Exhumation du passé et deuil

Ce vingtième album enregistré au côté de son historique E Street Band en quatre jours dans les conditions du live (comme pour "Born in the USA" en 1984) avec force guitares âpres, claviers et pianos se révèle surtout marqué encore du sceau du temps qui passe et trépasse. Un oeil dans le rétroviseur et la main sur le coeur, Springsteen a même exhumé pour mieux les revisiter trois chansons pleine de verve et de sueur de son passé seventies: "Song For Orphans", "Janey Needs A Shooter" et la toujours majestueuse "If I Was A Priest".

Dans le répertoire du "Boss" qui a célébré ses 71 ans le 23 septembre, la mort rôde. Le cancer a récemment terrassé George Theiss, membre de son premier groupe fondé en 1965, The Castiles. Les décès de deux de ses musiciens, le saxophoniste Clarence Clemons et son organiste Danny Federici, ont aussi sérieusement affecté Springsteen. Dès lors, "impossible de ne pas penser à ta propre mortalité", a d'ailleurs commenté récemment le chanteur dans le magazine Rolling Stone.

En survivant hanté par des fantômes intimes, en auteur plus personnel que fictionnel, Springsteen évoque leur mémoire au fil de titres comme "Ghosts", "Last Man Standing" et ce "I'll See You in my Dreams" qui dit "Les jours passent/ Je me souviens de toi, mon ami/ Et même si tu es parti/ Et que mon cœur semble s’être vidé/ Je te verrai dans mes rêves".

Une vie de chanteur passée en revue

En matière de politique, celui qui avait taxé Trump de "narcissique toxique" ne se montre pas aussi frontal que dans ses déclarations publiques. Il se contente d'évoquer le "clown criminel" de la Maison Blanche dans "Rainmaker".
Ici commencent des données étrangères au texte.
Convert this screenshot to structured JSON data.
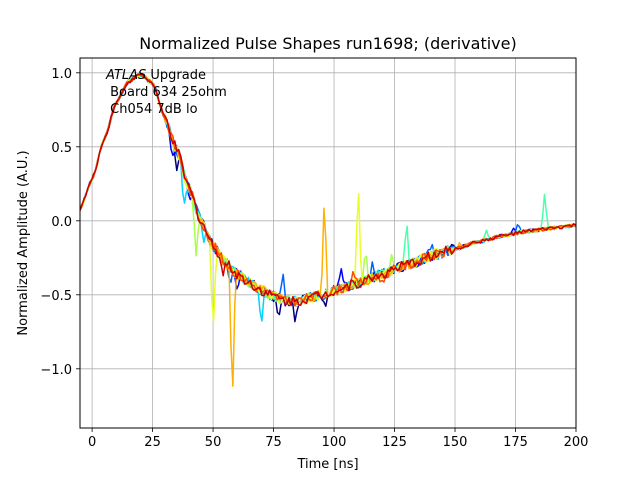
{
  "chart_data": {
    "type": "line",
    "title": "Normalized Pulse Shapes run1698; (derivative)",
    "xlabel": "Time [ns]",
    "ylabel": "Normalized Amplitude (A.U.)",
    "xlim": [
      -5,
      200
    ],
    "ylim": [
      -1.4,
      1.1
    ],
    "xticks": [
      0,
      25,
      50,
      75,
      100,
      125,
      150,
      175,
      200
    ],
    "xtick_labels": [
      "0",
      "25",
      "50",
      "75",
      "100",
      "125",
      "150",
      "175",
      "200"
    ],
    "yticks": [
      1.0,
      0.5,
      0.0,
      -0.5,
      -1.0
    ],
    "ytick_labels": [
      "1.0",
      "0.5",
      "0.0",
      "−0.5",
      "−1.0"
    ],
    "grid": true,
    "annotation": {
      "line1_italic": "ATLAS",
      "line1_rest": " Upgrade",
      "line2": " Board 634 25ohm",
      "line3": " Ch054 7dB lo"
    },
    "base_curve": {
      "x": [
        -5,
        0,
        5,
        10,
        15,
        20,
        25,
        30,
        35,
        40,
        45,
        50,
        55,
        60,
        65,
        70,
        75,
        80,
        85,
        90,
        95,
        100,
        110,
        120,
        130,
        140,
        150,
        160,
        170,
        180,
        190,
        200
      ],
      "y": [
        0.08,
        0.28,
        0.55,
        0.8,
        0.94,
        0.99,
        0.93,
        0.7,
        0.48,
        0.22,
        0.0,
        -0.17,
        -0.28,
        -0.36,
        -0.42,
        -0.47,
        -0.51,
        -0.54,
        -0.54,
        -0.52,
        -0.5,
        -0.47,
        -0.42,
        -0.36,
        -0.3,
        -0.24,
        -0.19,
        -0.14,
        -0.1,
        -0.07,
        -0.05,
        -0.03
      ]
    },
    "series": [
      {
        "color": "#00007f",
        "spikes": [
          {
            "x": 35,
            "dy": -0.12
          },
          {
            "x": 77,
            "dy": -0.12
          },
          {
            "x": 84,
            "dy": -0.18
          },
          {
            "x": 96,
            "dy": -0.1
          }
        ]
      },
      {
        "color": "#0000ff",
        "spikes": [
          {
            "x": 33,
            "dy": -0.1
          },
          {
            "x": 40,
            "dy": -0.08
          },
          {
            "x": 60,
            "dy": -0.12
          },
          {
            "x": 103,
            "dy": 0.1
          },
          {
            "x": 174,
            "dy": 0.05
          }
        ]
      },
      {
        "color": "#0063ff",
        "spikes": [
          {
            "x": 57,
            "dy": -0.15
          },
          {
            "x": 79,
            "dy": 0.16
          },
          {
            "x": 116,
            "dy": 0.12
          },
          {
            "x": 140,
            "dy": 0.08
          },
          {
            "x": 176,
            "dy": 0.07
          }
        ]
      },
      {
        "color": "#00d4ff",
        "spikes": [
          {
            "x": 38,
            "dy": -0.25
          },
          {
            "x": 46,
            "dy": -0.1
          },
          {
            "x": 70,
            "dy": -0.28
          },
          {
            "x": 132,
            "dy": 0.06
          }
        ]
      },
      {
        "color": "#4dffaa",
        "spikes": [
          {
            "x": 130,
            "dy": 0.28
          },
          {
            "x": 187,
            "dy": 0.24
          },
          {
            "x": 163,
            "dy": 0.06
          }
        ]
      },
      {
        "color": "#a8ff4d",
        "spikes": [
          {
            "x": 43,
            "dy": -0.3
          },
          {
            "x": 113,
            "dy": 0.22
          },
          {
            "x": 124,
            "dy": 0.1
          }
        ]
      },
      {
        "color": "#e6ff26",
        "spikes": [
          {
            "x": 50,
            "dy": -0.62
          },
          {
            "x": 110,
            "dy": 0.7
          },
          {
            "x": 142,
            "dy": 0.06
          }
        ]
      },
      {
        "color": "#ffb000",
        "spikes": [
          {
            "x": 58,
            "dy": -0.95
          },
          {
            "x": 96,
            "dy": 0.7
          },
          {
            "x": 152,
            "dy": 0.04
          }
        ]
      },
      {
        "color": "#ff4c00",
        "spikes": [
          {
            "x": 120,
            "dy": -0.08
          },
          {
            "x": 108,
            "dy": 0.06
          }
        ]
      },
      {
        "color": "#cc0000",
        "spikes": [
          {
            "x": 54,
            "dy": -0.1
          }
        ]
      }
    ]
  }
}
En une heure et douze titres bien remplis instrumentalement, humbles humainement, le natif du New Jersey passe ainsi en revue ses amis, sa famille, la religion, la politique américaine ou sa musique dans le sillage de son autobiographie "Born to Run" et le spectacle à Broadway où il a raconté sa vie tous les soirs durant plus d'un an.

"Letter to You" pour un retour à soi, entre peines, colères et simples constats existentiels. Mais aussi pour croire en des lendemains moins sombres malgré les cicatrices, à l'image du captivant "House of a Thousand Guitars" qui débute piano-voix avant d'appeler la cavalerie orchestrale du E Street Band en renfort, façon Springsteen pur sang.

Olivier Horner

Bruce Springsteen, "Letter to You" (Columbia/Sony Music).